El erotismo radica esencialmente, pues, en la imaginación y cuando con alma de cazadores invitamos a la coquetona para compartir ciertas delicias, allí, el discreto goce de la mesa, de los vinos y licores, hacen su encantamiento.  Los bebedizos, los moluscos, las especias excitantes, las bebidas estimulantes son puras leyendas.  En esta coyuntura de la libídine o cachondeo, del galopante ardor al tocar las formas núbiles, como en tantas otras agonías de la vida, el que aguantó, aguantó.  Pero la naturaleza es sabia, pues detrás de la posible melancolía, siguen vigentes los sueños en el silencio de las horas, toman vida también para una extraña felicidad del hombre.  Y no sé de qué malos hígados nació el mito del viejo verde; verde a los 18 ó 20 años, cuando son apenas grumetes de los  instintos.  El otro, el que califican de verde, más bien deben llamarlo en sazón, maduro, goloso en ternuras, predilecto de los postres.

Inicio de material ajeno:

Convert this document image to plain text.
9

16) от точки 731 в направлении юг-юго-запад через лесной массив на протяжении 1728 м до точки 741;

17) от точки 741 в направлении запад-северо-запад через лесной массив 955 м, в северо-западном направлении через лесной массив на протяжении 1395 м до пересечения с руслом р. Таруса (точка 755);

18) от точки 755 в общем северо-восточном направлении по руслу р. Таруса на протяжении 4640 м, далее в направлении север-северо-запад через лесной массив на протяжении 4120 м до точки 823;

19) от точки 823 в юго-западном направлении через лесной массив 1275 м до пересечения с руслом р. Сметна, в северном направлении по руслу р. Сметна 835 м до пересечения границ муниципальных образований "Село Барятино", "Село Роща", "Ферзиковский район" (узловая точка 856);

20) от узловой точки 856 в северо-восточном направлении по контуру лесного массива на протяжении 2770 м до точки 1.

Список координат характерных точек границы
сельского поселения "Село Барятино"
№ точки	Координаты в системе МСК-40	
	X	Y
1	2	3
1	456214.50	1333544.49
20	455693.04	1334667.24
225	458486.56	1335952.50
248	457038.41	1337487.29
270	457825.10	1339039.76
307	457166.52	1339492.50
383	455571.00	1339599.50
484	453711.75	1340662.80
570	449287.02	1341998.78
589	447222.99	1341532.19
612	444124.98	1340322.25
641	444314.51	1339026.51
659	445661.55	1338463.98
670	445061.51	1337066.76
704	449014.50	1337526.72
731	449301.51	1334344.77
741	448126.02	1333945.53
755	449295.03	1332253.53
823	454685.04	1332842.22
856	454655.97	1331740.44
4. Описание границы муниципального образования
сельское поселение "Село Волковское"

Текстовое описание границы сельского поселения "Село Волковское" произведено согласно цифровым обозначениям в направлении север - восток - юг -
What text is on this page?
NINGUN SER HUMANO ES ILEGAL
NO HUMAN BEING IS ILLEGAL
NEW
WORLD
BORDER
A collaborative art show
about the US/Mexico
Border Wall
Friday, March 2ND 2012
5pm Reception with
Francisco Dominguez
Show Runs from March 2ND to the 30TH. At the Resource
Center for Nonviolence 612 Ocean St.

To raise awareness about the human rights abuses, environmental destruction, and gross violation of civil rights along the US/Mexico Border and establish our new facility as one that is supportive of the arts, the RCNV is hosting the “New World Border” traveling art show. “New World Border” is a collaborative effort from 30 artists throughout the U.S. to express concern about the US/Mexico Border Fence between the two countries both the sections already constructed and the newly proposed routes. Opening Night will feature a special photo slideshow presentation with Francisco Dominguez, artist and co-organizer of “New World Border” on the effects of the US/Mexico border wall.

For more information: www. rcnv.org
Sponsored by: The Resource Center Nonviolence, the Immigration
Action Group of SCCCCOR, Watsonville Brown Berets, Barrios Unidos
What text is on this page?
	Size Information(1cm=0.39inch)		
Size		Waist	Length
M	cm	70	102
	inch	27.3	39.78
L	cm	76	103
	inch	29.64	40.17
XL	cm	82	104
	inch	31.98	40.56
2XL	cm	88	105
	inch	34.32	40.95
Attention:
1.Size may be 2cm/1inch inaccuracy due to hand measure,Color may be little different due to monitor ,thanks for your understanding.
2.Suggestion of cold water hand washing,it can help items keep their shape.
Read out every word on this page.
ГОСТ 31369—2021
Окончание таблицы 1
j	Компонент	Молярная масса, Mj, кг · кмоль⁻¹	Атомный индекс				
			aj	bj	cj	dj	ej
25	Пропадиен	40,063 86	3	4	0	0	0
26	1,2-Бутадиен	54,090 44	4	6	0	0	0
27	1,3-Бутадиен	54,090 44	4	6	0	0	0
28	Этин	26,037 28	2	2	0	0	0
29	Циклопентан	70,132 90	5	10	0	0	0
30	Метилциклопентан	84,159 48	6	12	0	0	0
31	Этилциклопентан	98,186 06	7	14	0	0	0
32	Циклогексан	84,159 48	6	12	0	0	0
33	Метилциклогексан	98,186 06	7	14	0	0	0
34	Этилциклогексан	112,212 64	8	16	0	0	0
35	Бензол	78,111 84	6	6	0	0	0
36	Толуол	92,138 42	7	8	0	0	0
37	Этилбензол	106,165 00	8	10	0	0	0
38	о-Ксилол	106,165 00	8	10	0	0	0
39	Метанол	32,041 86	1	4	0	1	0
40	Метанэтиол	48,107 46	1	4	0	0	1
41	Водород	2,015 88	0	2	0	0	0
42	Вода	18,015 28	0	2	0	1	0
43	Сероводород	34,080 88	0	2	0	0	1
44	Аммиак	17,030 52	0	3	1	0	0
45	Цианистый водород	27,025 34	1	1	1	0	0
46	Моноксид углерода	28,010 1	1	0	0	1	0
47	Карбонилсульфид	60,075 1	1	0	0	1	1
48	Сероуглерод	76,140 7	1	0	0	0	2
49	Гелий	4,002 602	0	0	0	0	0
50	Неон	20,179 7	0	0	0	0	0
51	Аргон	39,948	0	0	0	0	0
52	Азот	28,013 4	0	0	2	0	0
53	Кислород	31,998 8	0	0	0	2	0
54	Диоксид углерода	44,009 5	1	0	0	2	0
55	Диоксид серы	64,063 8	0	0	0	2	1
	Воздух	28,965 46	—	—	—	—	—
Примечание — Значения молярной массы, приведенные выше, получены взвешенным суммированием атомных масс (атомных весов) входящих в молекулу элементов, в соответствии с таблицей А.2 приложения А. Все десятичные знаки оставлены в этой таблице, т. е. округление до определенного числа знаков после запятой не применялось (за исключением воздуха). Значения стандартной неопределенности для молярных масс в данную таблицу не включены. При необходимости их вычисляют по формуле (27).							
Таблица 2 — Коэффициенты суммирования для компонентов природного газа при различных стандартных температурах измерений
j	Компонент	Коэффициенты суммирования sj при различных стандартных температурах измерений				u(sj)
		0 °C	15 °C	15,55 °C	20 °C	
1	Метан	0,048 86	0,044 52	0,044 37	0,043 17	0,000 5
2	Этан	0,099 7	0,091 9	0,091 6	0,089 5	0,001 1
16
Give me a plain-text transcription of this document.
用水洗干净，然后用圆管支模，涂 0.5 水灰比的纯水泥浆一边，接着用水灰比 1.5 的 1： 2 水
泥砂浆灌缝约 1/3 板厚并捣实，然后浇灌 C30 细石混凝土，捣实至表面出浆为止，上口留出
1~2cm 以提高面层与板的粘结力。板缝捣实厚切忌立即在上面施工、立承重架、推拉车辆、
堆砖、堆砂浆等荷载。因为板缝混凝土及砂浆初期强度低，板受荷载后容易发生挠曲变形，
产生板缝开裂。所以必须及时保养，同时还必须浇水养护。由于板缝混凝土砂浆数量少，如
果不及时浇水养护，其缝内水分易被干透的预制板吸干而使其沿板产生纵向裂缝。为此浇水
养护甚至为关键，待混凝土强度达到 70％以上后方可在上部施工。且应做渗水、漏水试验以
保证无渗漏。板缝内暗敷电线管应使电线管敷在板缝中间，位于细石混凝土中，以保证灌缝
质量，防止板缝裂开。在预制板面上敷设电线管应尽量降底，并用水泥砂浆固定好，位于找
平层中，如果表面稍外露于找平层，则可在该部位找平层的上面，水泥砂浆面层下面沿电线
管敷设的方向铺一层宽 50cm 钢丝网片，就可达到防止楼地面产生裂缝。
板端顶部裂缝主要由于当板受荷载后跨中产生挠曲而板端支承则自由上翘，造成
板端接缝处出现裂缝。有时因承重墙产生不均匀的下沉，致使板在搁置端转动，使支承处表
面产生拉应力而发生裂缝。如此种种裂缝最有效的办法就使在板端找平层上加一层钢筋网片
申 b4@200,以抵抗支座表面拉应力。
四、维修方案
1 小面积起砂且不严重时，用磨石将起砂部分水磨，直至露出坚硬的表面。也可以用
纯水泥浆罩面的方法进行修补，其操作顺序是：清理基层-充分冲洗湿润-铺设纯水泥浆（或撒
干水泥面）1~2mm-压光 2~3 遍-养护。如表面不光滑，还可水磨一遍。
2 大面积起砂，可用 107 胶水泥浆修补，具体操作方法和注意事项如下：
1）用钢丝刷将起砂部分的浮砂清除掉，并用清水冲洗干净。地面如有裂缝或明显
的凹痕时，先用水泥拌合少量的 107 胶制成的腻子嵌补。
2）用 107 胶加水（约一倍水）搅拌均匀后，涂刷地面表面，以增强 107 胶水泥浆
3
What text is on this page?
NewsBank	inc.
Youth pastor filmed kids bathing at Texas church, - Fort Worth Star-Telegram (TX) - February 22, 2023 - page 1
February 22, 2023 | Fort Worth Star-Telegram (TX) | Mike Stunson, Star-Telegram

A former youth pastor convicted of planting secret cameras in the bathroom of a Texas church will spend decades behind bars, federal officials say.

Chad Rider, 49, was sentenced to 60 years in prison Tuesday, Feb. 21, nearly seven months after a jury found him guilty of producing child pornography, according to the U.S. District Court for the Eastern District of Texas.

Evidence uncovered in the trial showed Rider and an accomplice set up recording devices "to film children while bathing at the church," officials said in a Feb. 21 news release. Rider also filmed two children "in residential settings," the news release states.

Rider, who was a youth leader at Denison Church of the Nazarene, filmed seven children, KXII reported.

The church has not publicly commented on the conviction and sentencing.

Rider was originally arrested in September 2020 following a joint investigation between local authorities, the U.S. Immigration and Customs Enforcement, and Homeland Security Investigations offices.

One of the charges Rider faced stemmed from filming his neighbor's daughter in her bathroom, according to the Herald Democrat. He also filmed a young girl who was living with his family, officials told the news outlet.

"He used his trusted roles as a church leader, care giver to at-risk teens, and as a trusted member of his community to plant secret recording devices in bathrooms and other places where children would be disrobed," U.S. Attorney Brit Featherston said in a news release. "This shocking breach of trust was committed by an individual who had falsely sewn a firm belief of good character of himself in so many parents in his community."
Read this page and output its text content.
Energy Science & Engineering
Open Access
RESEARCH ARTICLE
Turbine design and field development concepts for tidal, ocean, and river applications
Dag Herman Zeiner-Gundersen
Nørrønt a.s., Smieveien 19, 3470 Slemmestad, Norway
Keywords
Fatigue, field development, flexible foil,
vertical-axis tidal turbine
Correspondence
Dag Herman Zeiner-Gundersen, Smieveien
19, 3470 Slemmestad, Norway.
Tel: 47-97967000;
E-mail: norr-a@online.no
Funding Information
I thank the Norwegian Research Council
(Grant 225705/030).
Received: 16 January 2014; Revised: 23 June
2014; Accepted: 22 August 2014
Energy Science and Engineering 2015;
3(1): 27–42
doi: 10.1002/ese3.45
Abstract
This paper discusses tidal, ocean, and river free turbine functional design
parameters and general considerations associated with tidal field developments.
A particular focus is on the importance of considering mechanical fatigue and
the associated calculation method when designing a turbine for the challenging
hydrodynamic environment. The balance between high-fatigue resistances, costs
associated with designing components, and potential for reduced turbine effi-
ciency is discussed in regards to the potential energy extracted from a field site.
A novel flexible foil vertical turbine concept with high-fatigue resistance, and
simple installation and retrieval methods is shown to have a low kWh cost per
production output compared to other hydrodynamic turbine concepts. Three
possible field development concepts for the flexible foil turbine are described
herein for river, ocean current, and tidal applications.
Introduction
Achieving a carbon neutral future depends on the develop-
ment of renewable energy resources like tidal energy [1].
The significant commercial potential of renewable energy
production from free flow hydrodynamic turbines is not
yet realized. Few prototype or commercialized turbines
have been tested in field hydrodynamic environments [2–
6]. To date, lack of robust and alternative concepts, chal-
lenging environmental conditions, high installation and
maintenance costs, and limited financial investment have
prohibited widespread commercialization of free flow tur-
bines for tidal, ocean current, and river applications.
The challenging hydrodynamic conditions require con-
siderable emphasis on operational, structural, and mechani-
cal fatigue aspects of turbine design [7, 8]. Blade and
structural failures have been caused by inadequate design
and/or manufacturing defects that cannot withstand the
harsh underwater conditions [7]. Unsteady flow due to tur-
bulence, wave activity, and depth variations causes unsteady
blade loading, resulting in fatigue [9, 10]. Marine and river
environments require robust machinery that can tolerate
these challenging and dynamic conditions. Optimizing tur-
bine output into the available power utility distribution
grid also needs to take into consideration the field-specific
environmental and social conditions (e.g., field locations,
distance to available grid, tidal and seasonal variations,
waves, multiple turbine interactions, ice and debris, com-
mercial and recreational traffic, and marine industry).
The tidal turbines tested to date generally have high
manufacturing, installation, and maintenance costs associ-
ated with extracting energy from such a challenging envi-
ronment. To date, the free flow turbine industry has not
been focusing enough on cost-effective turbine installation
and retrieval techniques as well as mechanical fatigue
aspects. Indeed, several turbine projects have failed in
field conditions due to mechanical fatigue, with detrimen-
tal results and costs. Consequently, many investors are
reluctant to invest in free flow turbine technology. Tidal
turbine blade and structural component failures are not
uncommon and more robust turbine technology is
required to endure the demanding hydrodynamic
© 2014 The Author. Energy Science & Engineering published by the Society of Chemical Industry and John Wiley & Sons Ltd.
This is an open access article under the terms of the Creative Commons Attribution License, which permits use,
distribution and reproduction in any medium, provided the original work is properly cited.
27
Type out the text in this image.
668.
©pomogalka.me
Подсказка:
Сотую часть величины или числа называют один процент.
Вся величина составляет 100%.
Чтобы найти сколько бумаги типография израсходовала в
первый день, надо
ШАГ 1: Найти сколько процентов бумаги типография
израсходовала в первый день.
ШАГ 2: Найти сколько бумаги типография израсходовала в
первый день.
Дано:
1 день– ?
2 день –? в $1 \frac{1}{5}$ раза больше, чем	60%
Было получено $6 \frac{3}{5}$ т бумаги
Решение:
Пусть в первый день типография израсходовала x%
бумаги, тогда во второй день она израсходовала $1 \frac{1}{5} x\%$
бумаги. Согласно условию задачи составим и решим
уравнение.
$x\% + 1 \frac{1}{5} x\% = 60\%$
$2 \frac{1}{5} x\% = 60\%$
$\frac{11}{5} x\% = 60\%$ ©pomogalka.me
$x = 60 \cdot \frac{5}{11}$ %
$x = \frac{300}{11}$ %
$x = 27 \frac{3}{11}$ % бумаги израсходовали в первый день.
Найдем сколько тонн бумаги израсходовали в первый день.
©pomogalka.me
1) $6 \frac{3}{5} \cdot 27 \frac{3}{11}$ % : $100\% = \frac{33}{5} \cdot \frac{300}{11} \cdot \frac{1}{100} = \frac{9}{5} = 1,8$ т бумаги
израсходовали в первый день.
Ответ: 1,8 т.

En el ocaso vital, la geografía de las suaves pieles, con sus colinas, los valles, las soterradas llanuras, los bosques delirantes que conforman todo el entorno femenino, ofrece al mismo tiempo su  perturbadora vendimia, si hay arte, pericia y, sobre todo, delicadeza para encender con tantos prodigios la dicha del varón.
Pero lo cierto es, además, que sin la presencia femenina junto al hombre; sin su fortaleza moral, sin su temeridad heroica muchas veces, o cierta capacidad de sacrificio; sin su total solidaridad en las verdes y en las maduras, esta bola de barro que llamamos Orbis Mundi, sería más desolada sin la poesía ardiente de su compañía y, finalmente, de su encanto.
Me he acercado a estos sorprendentes poemas de Concierto sobre el fuego, en el silencio de mis soledades.  Los he escanciado como un vino de sepas seleccionadas con sutil delicadeza.  Y he llegado a la conclusión que para extraerles sus herméticos sabores, hay que leerlos  con recogimiento, tal vez en alguno de nuestros florecidos patios caribes, bajo la fronda de los almendros, una opulenta ceiba o una bonga susurrante, mientras retornamos en el recuerdo a los viejos amores que se llevaron los tiempos, o soñamos cómo mueve Dina Luz el palote en la olla del mote de queso.


*Lácydes Moreno Blanco: Nacido en Bourdeux (Francia), se crió frente al mar Caribe, en Cartagena, de donde se trasladó a la capital colombiana siendo adolescente. Escritor, historiador, periodista, diplomático y miembro de la Academia Colombiana de la Lengua, considerado uno de los grandes gastrónomos del Caribe y uno de los mejores de Latinoamérica. Autor de varios títulos culinarios. Don Lácydes moreno ha sido Llamado el caballero de la olla, del fogón y de las tradiciones alimentarias.